Sebenarnya untuk menyelesaikan masalah ini, Islam menawarkan solusi yang berkeadilan dengan menitikberatkan tanggung jawab utama pada pengendalian syahwat. Perintah untuk ghadh al-bashar (menundukkan pandangan) dan hifzh al-furuj (menjaga kemaluan) ditujukan pertama kali kepada laki-laki, baru kemudian disusul dengan perintah menutup aurat bagi perempuan. Ini menunjukkan bahwa kunci pencegahan pelecehan terletak pada kemampuan setiap individu, terutama laki-laki, untuk mengendalikan diri, nafsu, dan perilakunya. Tanpa menafikan peran hijab dalam menjaga diri.
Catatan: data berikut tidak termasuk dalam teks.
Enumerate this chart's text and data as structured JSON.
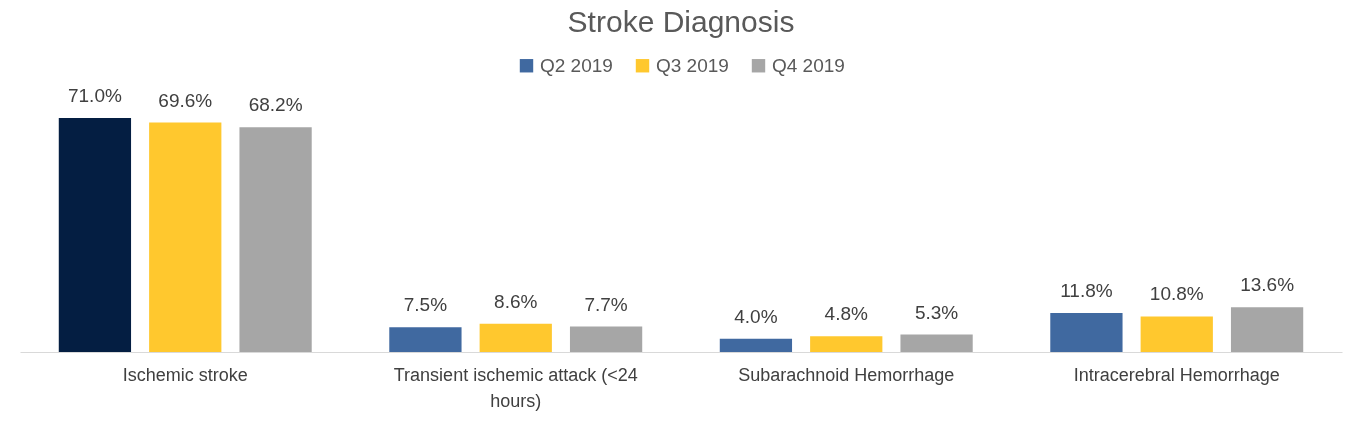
{
  "chart_data": {
    "type": "bar",
    "title": "Stroke Diagnosis",
    "categories": [
      "Ischemic stroke",
      "Transient ischemic attack (<24 hours)",
      "Subarachnoid Hemorrhage",
      "Intracerebral Hemorrhage"
    ],
    "series": [
      {
        "name": "Q2 2019",
        "color": "#4069a0",
        "colors": [
          "#041e42",
          "#4069a0",
          "#4069a0",
          "#4069a0"
        ],
        "values": [
          71.0,
          7.5,
          4.0,
          11.8
        ],
        "value_labels": [
          "71.0%",
          "7.5%",
          "4.0%",
          "11.8%"
        ]
      },
      {
        "name": "Q3 2019",
        "color": "#ffc82e",
        "values": [
          69.6,
          8.6,
          4.8,
          10.8
        ],
        "value_labels": [
          "69.6%",
          "8.6%",
          "4.8%",
          "10.8%"
        ]
      },
      {
        "name": "Q4 2019",
        "color": "#a6a6a6",
        "values": [
          68.2,
          7.7,
          5.3,
          13.6
        ],
        "value_labels": [
          "68.2%",
          "7.7%",
          "5.3%",
          "13.6%"
        ]
      }
    ],
    "legend": "top"
  }
}
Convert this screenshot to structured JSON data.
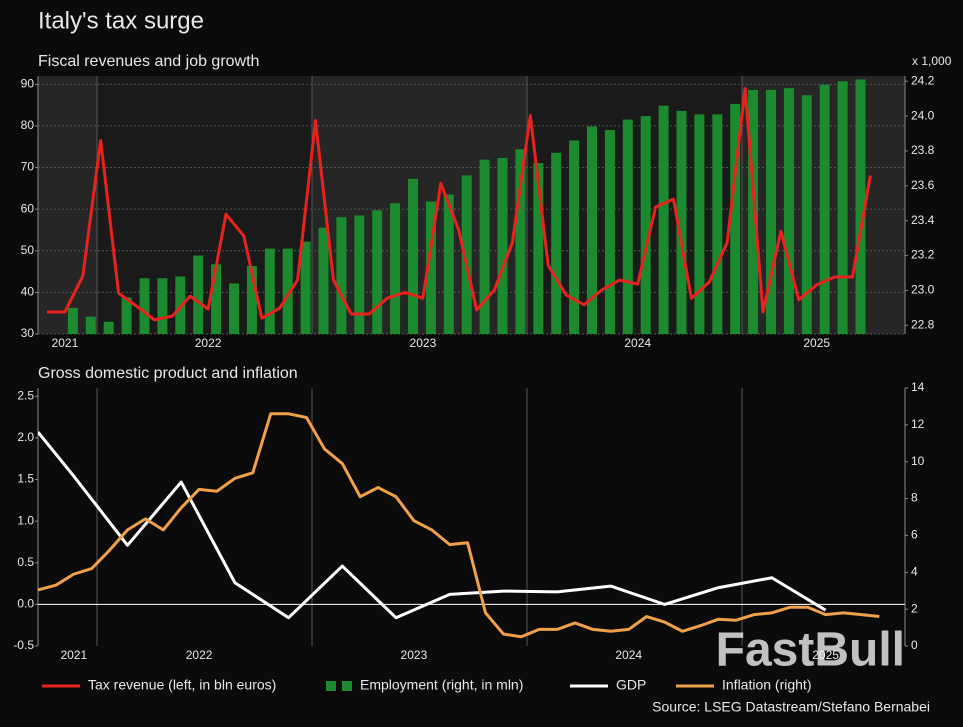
{
  "title": "Italy's tax surge",
  "source": "Source: LSEG Datastream/Stefano Bernabei",
  "watermark": "FastBull",
  "chart_data": [
    {
      "type": "bar",
      "title": "Fiscal revenues and job growth",
      "y2_label": "x 1,000",
      "grid": true,
      "categories": [
        null,
        "2021",
        null,
        null,
        null,
        null,
        null,
        null,
        null,
        "2022",
        null,
        null,
        null,
        null,
        null,
        null,
        null,
        null,
        null,
        null,
        null,
        "2023",
        null,
        null,
        null,
        null,
        null,
        null,
        null,
        null,
        null,
        null,
        null,
        "2024",
        null,
        null,
        null,
        null,
        null,
        null,
        null,
        null,
        null,
        "2025",
        null,
        null,
        null
      ],
      "ylim": [
        30,
        92
      ],
      "yticks": [
        30,
        40,
        50,
        60,
        70,
        80,
        90
      ],
      "y2lim": [
        22.75,
        24.23
      ],
      "y2ticks": [
        22.8,
        {
          "value": 23,
          "label": "23.0"
        },
        23.2,
        23.4,
        23.6,
        23.8,
        {
          "value": 24,
          "label": "24.0"
        },
        24.2
      ],
      "series": [
        {
          "name": "Tax revenue (left, in bln euros)",
          "type": "line",
          "color": "#e8231e",
          "values": [
            35.3,
            35.3,
            43.9,
            76.5,
            39.8,
            36.7,
            33.4,
            34.3,
            39.1,
            36,
            58.8,
            53.5,
            33.8,
            36.2,
            43,
            81.3,
            43,
            34.8,
            34.8,
            38.6,
            40,
            38.6,
            66.2,
            55,
            35.8,
            40.6,
            52,
            82.5,
            46.5,
            39.4,
            37,
            40.6,
            43,
            42,
            60.5,
            62.4,
            38.6,
            42.5,
            52,
            89,
            35.3,
            54.7,
            38.2,
            41.8,
            43.7,
            43.7,
            68.1
          ]
        },
        {
          "name": "Employment (right, in mln)",
          "type": "bar",
          "axis": "y2",
          "color": "#1c8a2e",
          "values": [
            22.75,
            22.9,
            22.85,
            22.82,
            22.96,
            23.07,
            23.07,
            23.08,
            23.2,
            23.15,
            23.04,
            23.14,
            23.24,
            23.24,
            23.28,
            23.36,
            23.42,
            23.43,
            23.46,
            23.5,
            23.64,
            23.51,
            23.55,
            23.66,
            23.75,
            23.76,
            23.81,
            23.73,
            23.79,
            23.86,
            23.94,
            23.92,
            23.98,
            24,
            24.06,
            24.03,
            24.01,
            24.01,
            24.07,
            24.15,
            24.15,
            24.16,
            24.12,
            24.18,
            24.2,
            24.21,
            null
          ]
        }
      ]
    },
    {
      "type": "line",
      "title": "Gross domestic product and inflation",
      "zero_line": true,
      "categories": [
        null,
        null,
        "2021",
        null,
        null,
        null,
        null,
        null,
        null,
        "2022",
        null,
        null,
        null,
        null,
        null,
        null,
        null,
        null,
        null,
        null,
        null,
        "2023",
        null,
        null,
        null,
        null,
        null,
        null,
        null,
        null,
        null,
        null,
        null,
        "2024",
        null,
        null,
        null,
        null,
        null,
        null,
        null,
        null,
        null,
        null,
        "2025",
        null,
        null,
        null
      ],
      "ylim": [
        -0.5,
        2.6
      ],
      "yticks": [
        -0.5,
        {
          "value": 0,
          "label": "0.0"
        },
        0.5,
        {
          "value": 1,
          "label": "1.0"
        },
        1.5,
        {
          "value": 2,
          "label": "2.0"
        },
        2.5
      ],
      "y2lim": [
        0,
        14
      ],
      "y2ticks": [
        0,
        2,
        4,
        6,
        8,
        10,
        12,
        14
      ],
      "series": [
        {
          "name": "GDP",
          "color": "#ffffff",
          "values": [
            2.07,
            null,
            1.54,
            null,
            null,
            0.71,
            null,
            null,
            1.47,
            null,
            null,
            0.26,
            null,
            null,
            -0.16,
            null,
            null,
            0.46,
            null,
            null,
            -0.16,
            null,
            null,
            0.12,
            null,
            null,
            0.16,
            null,
            null,
            0.15,
            null,
            null,
            0.22,
            null,
            null,
            0,
            null,
            null,
            0.2,
            null,
            null,
            0.32,
            null,
            null,
            -0.07,
            null,
            null,
            null
          ]
        },
        {
          "name": "Inflation (right)",
          "axis": "y2",
          "color": "#f0a04b",
          "values": [
            3.04,
            3.3,
            3.9,
            4.2,
            5.2,
            6.3,
            6.9,
            6.3,
            7.5,
            8.5,
            8.4,
            9.1,
            9.4,
            12.6,
            12.6,
            12.4,
            10.7,
            9.9,
            8.1,
            8.6,
            8.1,
            6.8,
            6.3,
            5.5,
            5.6,
            1.8,
            0.65,
            0.5,
            0.9,
            0.9,
            1.25,
            0.9,
            0.8,
            0.9,
            1.6,
            1.3,
            0.8,
            1.1,
            1.45,
            1.4,
            1.7,
            1.8,
            2.1,
            2.1,
            1.7,
            1.8,
            1.7,
            1.6
          ]
        }
      ]
    }
  ]
}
Oleh karena itu, cara berpikir masyarakat tentang hal ini perlu dibenahi. Sehingga edukasi bahwa pelecehan seksual adalah kejahatan yang kesalahannya ada pada pelaku bukan pada korban, harus terus disuarakan. Di sisi lain, pendidikan agama yang menyeluruh tentang kewajiban menundukkan pandangan dan menjaga kesucian diri bagi semua pihak, laki-laki dan perempuan, harus lebih ditekankan dan digencarkan.
Dengan demikian hal tersebut dapat menjadi awal terciptanya masyarakat yang tidak hanya memandang perempuan dengan hormat, tetapi juga mampu menginternalisasi nilai-nilai spiritual untuk mengendalikan syahwat, sebagaimana yang menjadi pesan utama risalah Islam dalam memuliakan manusia secara utuh.